Namespacing: Plugin commands are namespaced with the plugin name. A command in deploy.md inside a plugin named "my-plugin" becomes /my-plugin:deploy. Standalone commands in .claude/commands/ have no namespace.
Hooks
Hooks are user-defined shell commands that execute at various points in the agent's lifecycle. They provide deterministic control over behavior, ensuring certain actions always happen rather than relying on the LLM to choose to run them.

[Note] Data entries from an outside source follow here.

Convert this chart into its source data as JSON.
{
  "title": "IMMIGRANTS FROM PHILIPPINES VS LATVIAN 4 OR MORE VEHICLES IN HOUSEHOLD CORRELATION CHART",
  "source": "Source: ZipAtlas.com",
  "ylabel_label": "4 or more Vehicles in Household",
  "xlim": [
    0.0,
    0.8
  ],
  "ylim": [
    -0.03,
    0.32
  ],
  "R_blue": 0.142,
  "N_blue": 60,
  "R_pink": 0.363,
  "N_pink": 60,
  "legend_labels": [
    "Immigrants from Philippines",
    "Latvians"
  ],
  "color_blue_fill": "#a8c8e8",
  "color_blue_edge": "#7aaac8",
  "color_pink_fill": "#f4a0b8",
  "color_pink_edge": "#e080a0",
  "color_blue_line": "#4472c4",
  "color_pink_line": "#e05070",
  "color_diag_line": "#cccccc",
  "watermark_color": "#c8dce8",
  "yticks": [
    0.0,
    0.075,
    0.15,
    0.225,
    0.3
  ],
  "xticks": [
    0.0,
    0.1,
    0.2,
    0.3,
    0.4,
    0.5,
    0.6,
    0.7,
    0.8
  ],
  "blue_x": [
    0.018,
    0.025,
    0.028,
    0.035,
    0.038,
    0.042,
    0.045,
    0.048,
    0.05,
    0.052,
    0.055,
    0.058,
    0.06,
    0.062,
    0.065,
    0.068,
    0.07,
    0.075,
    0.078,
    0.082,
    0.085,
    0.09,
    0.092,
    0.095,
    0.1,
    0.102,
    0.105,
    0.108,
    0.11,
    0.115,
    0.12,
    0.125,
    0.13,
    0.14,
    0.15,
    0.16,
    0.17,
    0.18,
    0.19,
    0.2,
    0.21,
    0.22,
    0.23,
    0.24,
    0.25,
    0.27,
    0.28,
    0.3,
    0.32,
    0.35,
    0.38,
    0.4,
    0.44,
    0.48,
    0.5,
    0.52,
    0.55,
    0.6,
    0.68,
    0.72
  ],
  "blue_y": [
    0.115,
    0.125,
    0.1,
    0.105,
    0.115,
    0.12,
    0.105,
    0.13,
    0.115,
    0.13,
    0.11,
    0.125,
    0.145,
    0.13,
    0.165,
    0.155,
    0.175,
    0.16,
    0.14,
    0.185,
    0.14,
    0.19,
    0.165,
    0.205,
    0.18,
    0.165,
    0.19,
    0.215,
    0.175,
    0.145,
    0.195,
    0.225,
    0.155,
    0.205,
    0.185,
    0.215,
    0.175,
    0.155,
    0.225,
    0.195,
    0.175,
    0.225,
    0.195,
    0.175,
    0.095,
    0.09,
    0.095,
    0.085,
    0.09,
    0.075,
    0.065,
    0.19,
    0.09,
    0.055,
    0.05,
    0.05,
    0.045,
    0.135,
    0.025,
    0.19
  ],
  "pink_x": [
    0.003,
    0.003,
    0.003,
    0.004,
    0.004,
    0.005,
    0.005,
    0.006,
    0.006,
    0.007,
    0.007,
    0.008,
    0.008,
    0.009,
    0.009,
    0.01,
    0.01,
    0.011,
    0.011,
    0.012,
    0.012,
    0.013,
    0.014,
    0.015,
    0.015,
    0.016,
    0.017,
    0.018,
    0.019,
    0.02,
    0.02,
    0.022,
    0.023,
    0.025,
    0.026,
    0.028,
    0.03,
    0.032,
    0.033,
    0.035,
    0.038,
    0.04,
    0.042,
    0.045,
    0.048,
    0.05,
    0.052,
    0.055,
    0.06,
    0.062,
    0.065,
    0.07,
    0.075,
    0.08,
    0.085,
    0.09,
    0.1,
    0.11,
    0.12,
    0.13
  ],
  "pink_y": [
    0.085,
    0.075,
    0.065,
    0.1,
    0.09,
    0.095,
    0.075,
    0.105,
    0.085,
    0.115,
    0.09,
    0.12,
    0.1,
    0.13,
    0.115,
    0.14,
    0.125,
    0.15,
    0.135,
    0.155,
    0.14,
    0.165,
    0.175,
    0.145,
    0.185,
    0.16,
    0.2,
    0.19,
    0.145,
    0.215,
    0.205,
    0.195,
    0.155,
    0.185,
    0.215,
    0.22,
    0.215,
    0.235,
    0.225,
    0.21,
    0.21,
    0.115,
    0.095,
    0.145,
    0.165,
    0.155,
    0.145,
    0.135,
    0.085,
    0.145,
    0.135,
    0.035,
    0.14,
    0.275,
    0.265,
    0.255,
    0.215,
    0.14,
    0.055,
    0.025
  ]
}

Security Note: Hooks run automatically with your environment's credentials. Always review hook implementations before registering them to prevent data exfiltration or other security issues.
Hook Events
| Event | When it runs | Can block? |
|---|---|---|
| PreToolUse | Before tool calls | Yes |
| PostToolUse | After tool calls complete | No |
| PermissionRequest | When permission dialog is shown | Yes |
| UserPromptSubmit | When user submits a prompt | No |
| Notification | When agent sends notifications | No |
| Stop | When agent finishes responding | No |
| SubagentStop | When subagent tasks complete | No |
| SessionStart | When a session starts or resumes | No |
| SessionEnd | When a session ends | No |
Common Use Cases
Auto-formatting
Run prettier on .ts files, gofmt on .go files after every edit
Notifications
Custom desktop or Slack notifications when agent needs input
Logging
Track all executed commands for compliance or debugging
File Protection
Block modifications to production files or sensitive directories
Hook Configuration
Hooks are configured in ~/.claude/settings.json (user) or .claude/settings.json (project).
{
"hooks": {
"PostToolUse": [
{
"matcher": "Edit|Write",
"hooks": [
{
"type": "command",
"command": "jq -r '.tool_input.file_path' | { read file_path; if echo \"$file_path\" | grep -q '\\.ts$'; then npx prettier --write \"$file_path\"; fi; }"
}
]
}
],
"PreToolUse": [
{
"matcher": "Edit|Write",
"hooks": [
{
"type": "command",
"command": "python3 -c \"import json, sys; data=json.load(sys.stdin); path=data.get('tool_input',{}).get('file_path',''); sys.exit(2 if any(p in path for p in ['.env', 'package-lock.json', '.git/']) else 0)\""
}
]
}
]
}
}Matcher Patterns
Use matchers to run hooks only for specific tools:
Bash- Match only Bash tool callsEdit|Write- Match Edit or Write tool calls*- Match all tools""(empty) - Match all tools
Exit Codes
For PreToolUse hooks, exit codes control behavior:
0- Allow the tool call to proceed2- Block the tool call and provide feedback to the agent- Other non-zero - Hook error (tool call proceeds)
When to Use What
Choose the right extensibility mechanism for your use case:
| Use this | When you want to... | When it runs |
|---|---|---|
| Skills | Give the agent specialized knowledge (e.g., "review PRs using our standards") | Agent chooses when relevant |
| Subagents | Delegate tasks to a separate context with its own tools | Agent delegates, or you invoke explicitly |
| Commands | Create reusable prompts (e.g., /deploy staging) | You type /command to run it |
| Hooks | Run scripts on events (e.g., lint on file save) | Fires on specific tool events |
Skills vs. Subagents: Skills add knowledge to the current conversation. Subagents run in a separate context with their own tools. Use Skills for guidance and standards; use Subagents when you need isolation or different tool access.